Breaking all the rules
The most interesting thing is that the swarm broke every rule in the book, which is precisely why I keep telling people there is no book—at least not one humans can understand.
- The books say that bees prefer sun, but this location is in dense shade for nearly the entire day. A huge big-leaf maple towers over it, and younger trees flank all sides.
- The books say that a swarm won’t move in next door to another colony because bees like to space themselves away from competition. This one is within three feet of a large, well-established colony.
- The books say a swarm prefers a location high off the ground, but this one is, at most, three feet up.
- The books assume the entrance must be on the side, but these bees were happily coming and going from the top.
Setting up a permanent hive
Anyway, I did the human thing and installed them into beekeeper-friendly housing. I moved the brood box to the side for a moment (it was incredibly heavy) and gave them a screened bottom board and slatted rack, including a lower entrance. Then I moved the brood box back into place and added a super with an upper entrance.
Being impatient, I tried to do away with the top entrance in the late afternoon by placing a telescoping cover over the inner cover. But the bees were having none of that. Within a half hour, I couldn’t even see the telescoping cover under all the bees, yet no bees were investigating the new entrances.
I ended up removing the telescoping cover and letting them use the top entrance for the rest of the day. Early this morning, while everyone was still inside, I again closed off the upper entrance by adding the telescoping cover. We’ll see if that works.
Sun vs shade for honey bees
If you read about feral honey bees, you know they like shade. Feral bees frequently reside in trees at the edge of the forest, which gives them the benefit of sunny foraging nearby but protection from hot sun. People often insist that hives be placed in early sun or all-day sun, but that is for the benefit of the beekeeper, not the bees. Beekeepers like to maximize honey production by putting the bees to work early and keeping them busy all day.
Similar to the situation with large hives, I think we get confused about what we want versus what they want. Left to their own devices, honey bees maintain small colonies in the woods.

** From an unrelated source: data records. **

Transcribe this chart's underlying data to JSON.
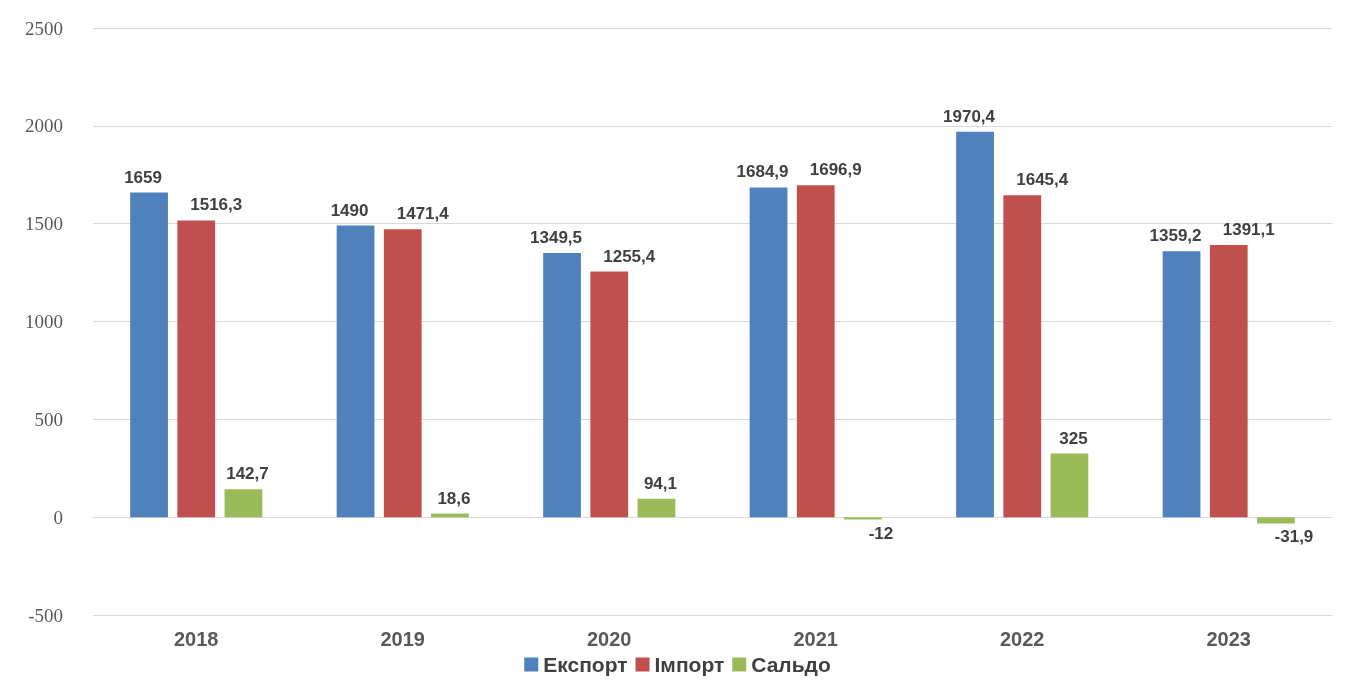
{
  "chart_data": {
    "type": "bar",
    "categories": [
      "2018",
      "2019",
      "2020",
      "2021",
      "2022",
      "2023"
    ],
    "series": [
      {
        "name": "Експорт",
        "color": "#4f81bd",
        "values": [
          1659,
          1490,
          1349.5,
          1684.9,
          1970.4,
          1359.2
        ],
        "value_labels": [
          "1659",
          "1490",
          "1349,5",
          "1684,9",
          "1970,4",
          "1359,2"
        ]
      },
      {
        "name": "Імпорт",
        "color": "#c0504d",
        "values": [
          1516.3,
          1471.4,
          1255.4,
          1696.9,
          1645.4,
          1391.1
        ],
        "value_labels": [
          "1516,3",
          "1471,4",
          "1255,4",
          "1696,9",
          "1645,4",
          "1391,1"
        ]
      },
      {
        "name": "Сальдо",
        "color": "#9bbb59",
        "values": [
          142.7,
          18.6,
          94.1,
          -12,
          325,
          -31.9
        ],
        "value_labels": [
          "142,7",
          "18,6",
          "94,1",
          "-12",
          "325",
          "-31,9"
        ]
      }
    ],
    "ylim": [
      -500,
      2500
    ],
    "yticks": [
      -500,
      0,
      500,
      1000,
      1500,
      2000,
      2500
    ],
    "grid": "y",
    "legend": "bottom"
  }
}
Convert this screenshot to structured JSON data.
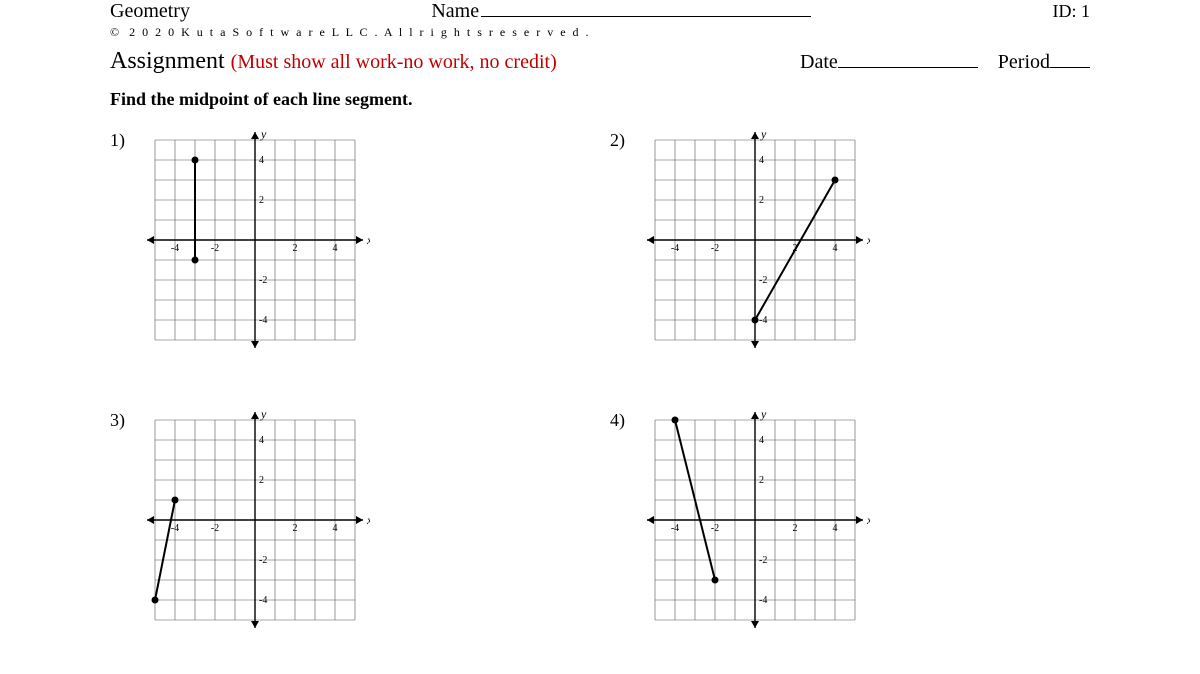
{
  "header": {
    "title": "Geometry",
    "name_label": "Name",
    "id_label": "ID: 1",
    "copyright_symbol": "©",
    "copyright_text": "2 0 2 0   K u t a   S o f t w a r e   L L C .   A l l   r i g h t s   r e s e r v e d ."
  },
  "assignment": {
    "label": "Assignment",
    "note": "(Must show all work-no work, no credit)",
    "date_label": "Date",
    "period_label": "Period"
  },
  "instruction": "Find the midpoint of each line segment.",
  "grid": {
    "size": 200,
    "min": -5,
    "max": 5,
    "ticks": [
      -4,
      -2,
      2,
      4
    ],
    "x_label": "x",
    "y_label": "y",
    "grid_color": "#555555",
    "axis_color": "#000000",
    "point_color": "#000000",
    "line_color": "#000000"
  },
  "problems": [
    {
      "num": "1)",
      "p1": [
        -3,
        -1
      ],
      "p2": [
        -3,
        4
      ]
    },
    {
      "num": "2)",
      "p1": [
        0,
        -4
      ],
      "p2": [
        4,
        3
      ]
    },
    {
      "num": "3)",
      "p1": [
        -5,
        -4
      ],
      "p2": [
        -4,
        1
      ]
    },
    {
      "num": "4)",
      "p1": [
        -4,
        5
      ],
      "p2": [
        -2,
        -3
      ]
    }
  ]
}
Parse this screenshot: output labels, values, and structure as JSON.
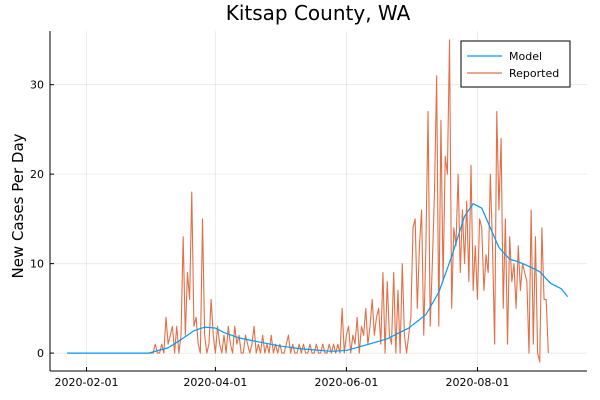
{
  "chart_data": {
    "type": "line",
    "title": "Kitsap County, WA",
    "xlabel": "",
    "ylabel": "New Cases Per Day",
    "x_start": "2020-01-23",
    "x_end": "2020-09-12",
    "xlim": [
      "2020-01-15",
      "2020-09-21"
    ],
    "ylim": [
      -2,
      36
    ],
    "x_ticks": [
      "2020-02-01",
      "2020-04-01",
      "2020-06-01",
      "2020-08-01"
    ],
    "y_ticks": [
      0,
      10,
      20,
      30
    ],
    "grid": true,
    "legend_position": "top-right",
    "series": [
      {
        "name": "Model",
        "color": "#009AFA",
        "points": [
          [
            "2020-01-23",
            0
          ],
          [
            "2020-03-01",
            0
          ],
          [
            "2020-03-10",
            0.6
          ],
          [
            "2020-03-16",
            1.5
          ],
          [
            "2020-03-22",
            2.5
          ],
          [
            "2020-03-27",
            2.9
          ],
          [
            "2020-04-01",
            2.8
          ],
          [
            "2020-04-05",
            2.3
          ],
          [
            "2020-04-12",
            1.7
          ],
          [
            "2020-04-20",
            1.3
          ],
          [
            "2020-05-01",
            0.8
          ],
          [
            "2020-05-10",
            0.5
          ],
          [
            "2020-05-25",
            0.2
          ],
          [
            "2020-06-01",
            0.3
          ],
          [
            "2020-06-10",
            0.9
          ],
          [
            "2020-06-20",
            1.6
          ],
          [
            "2020-06-30",
            2.8
          ],
          [
            "2020-07-08",
            4.3
          ],
          [
            "2020-07-14",
            6.8
          ],
          [
            "2020-07-20",
            10.8
          ],
          [
            "2020-07-26",
            15.3
          ],
          [
            "2020-07-30",
            16.7
          ],
          [
            "2020-08-03",
            16.2
          ],
          [
            "2020-08-07",
            14.0
          ],
          [
            "2020-08-11",
            11.8
          ],
          [
            "2020-08-16",
            10.5
          ],
          [
            "2020-08-20",
            10.2
          ],
          [
            "2020-08-25",
            9.7
          ],
          [
            "2020-08-30",
            9.1
          ],
          [
            "2020-09-04",
            7.8
          ],
          [
            "2020-09-09",
            7.2
          ],
          [
            "2020-09-12",
            6.3
          ]
        ]
      },
      {
        "name": "Reported",
        "color": "#E26F46",
        "daily_from": "2020-03-04",
        "daily_values": [
          1,
          0,
          0,
          1,
          0,
          4,
          1,
          2,
          3,
          0,
          3,
          0,
          2,
          13,
          2,
          9,
          6,
          18,
          3,
          4,
          1,
          0,
          15,
          2,
          0,
          1,
          6,
          2,
          0,
          3,
          1,
          0,
          2,
          0,
          3,
          1,
          0,
          3,
          1,
          2,
          0,
          0,
          2,
          1,
          0,
          1,
          3,
          0,
          1,
          0,
          2,
          0,
          1,
          0,
          2,
          0,
          1,
          0,
          1,
          0,
          0,
          1,
          2,
          0,
          1,
          0,
          0,
          1,
          0,
          1,
          0,
          0,
          1,
          0,
          0,
          1,
          0,
          0,
          1,
          0,
          0,
          1,
          0,
          1,
          0,
          1,
          0,
          5,
          0,
          2,
          3,
          0,
          2,
          1,
          4,
          0,
          3,
          2,
          5,
          1,
          3,
          6,
          2,
          4,
          5,
          1,
          9,
          0,
          8,
          2,
          1,
          9,
          0,
          7,
          0,
          10,
          2,
          0,
          2,
          4,
          14,
          15,
          5,
          12,
          16,
          2,
          12,
          27,
          3,
          10,
          18,
          31,
          3,
          26,
          8,
          22,
          20,
          35,
          5,
          14,
          12,
          20,
          9,
          16,
          10,
          17,
          8,
          21,
          7,
          12,
          6,
          15,
          14,
          7,
          11,
          9,
          20,
          12,
          1,
          27,
          16,
          24,
          5,
          15,
          1,
          13,
          8,
          10,
          5,
          12,
          7,
          10,
          9,
          8,
          0,
          16,
          1,
          13,
          0,
          -1,
          14,
          6,
          6,
          0
        ]
      }
    ]
  }
}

Thinking back, when I was a kid hunting for colonies with my grandfather, we didn’t search open fields, we searched in the forest among the older deciduous trees.
Deciduous trees are ideal for bees. In spring they provide a ton of forage, either pollen, or nectar, or both. In the summer they protect the bees from the hot sun. And in the winter, the leaves fall away and let the sunlight warm the hive. Not only that, but the the older trees often provide the hollow cavities where honey bees like to nest.
Sometimes we need a reminder
Glen’s hive is a reminder to me that bees love shade. Although their choice of housing seems unexpected, when you think about it, it makes total sense. Like all animals, bees want to be comfortable and protected, but they define those things in their own way.